Lorsque Espérit fit cette belle découverte, il y avait bien deux mois que le maire Tirart disait à qui voulait l’entendre : — Nous nous marions avec les Cazalis ; c’est conclu, paroles données. Je veux être parrain au printemps prochain. Cette Sabine m’agrée fort pour ma bru ; je lui donne un mari de cent mille écus. — Espérit était peut-être le seul dans Lamanosc qui n’eût pas reçu les confidences de l’oncle Marius. Ce n’était pas la première fois qu’il lui arrivait de deviner à grand’peine des choses connues de tout le monde. Souvent dans son métier de potier il se donnait un mal infini pour trouver des procédés pratiqués depuis des siècles, — par exemple, ce beau vernis vert qu’il avait inventé après tant d’expériences, et qui ne différait en rien de celui qu’employaient de tout temps les faïenciers d’Apt.

— Sabine épouser Lucien ! se disait-il ; il faut à tout prix éviter ce malheur.

Il s’habilla en grand costume, brida la Cadette et partit pour la Pioline.

À ce moment, Lucien était déjà entré chez les Cazalis.
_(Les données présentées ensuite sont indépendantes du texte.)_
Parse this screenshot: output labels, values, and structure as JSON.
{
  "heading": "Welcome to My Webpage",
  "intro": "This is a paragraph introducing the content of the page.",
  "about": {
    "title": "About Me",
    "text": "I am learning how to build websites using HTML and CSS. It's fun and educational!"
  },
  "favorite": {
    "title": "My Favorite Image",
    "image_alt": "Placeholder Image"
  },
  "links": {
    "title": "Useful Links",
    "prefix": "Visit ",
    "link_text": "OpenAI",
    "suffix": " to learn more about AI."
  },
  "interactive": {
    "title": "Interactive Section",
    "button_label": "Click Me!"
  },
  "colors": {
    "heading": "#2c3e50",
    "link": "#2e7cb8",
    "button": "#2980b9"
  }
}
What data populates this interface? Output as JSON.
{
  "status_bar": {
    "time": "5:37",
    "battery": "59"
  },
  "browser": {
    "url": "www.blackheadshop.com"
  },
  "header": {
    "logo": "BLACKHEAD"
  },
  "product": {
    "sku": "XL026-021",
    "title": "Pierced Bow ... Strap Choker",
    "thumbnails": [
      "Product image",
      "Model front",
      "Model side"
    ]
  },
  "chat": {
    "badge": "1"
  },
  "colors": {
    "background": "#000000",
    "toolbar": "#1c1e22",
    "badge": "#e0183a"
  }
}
Le salon orange était dans tout son luxe ; la Zounet avait enlevé les housses des fauteuils, les chemises des chaises d’acajou, les globes des chandeliers, les gazes qui défendaient les cadres dorés et les glaces contre les injures des mouches. La table à jeu des grandes soirées était ouverte devant la cheminée ; aux deux coins, M. Cazalis et sa sœur : le lieutenant relisant pour la troisième fois sa gazette, Mlle Blandine droite dans sa bergère, parée comme une jeune dame de 1817 et jouant de l’éventail.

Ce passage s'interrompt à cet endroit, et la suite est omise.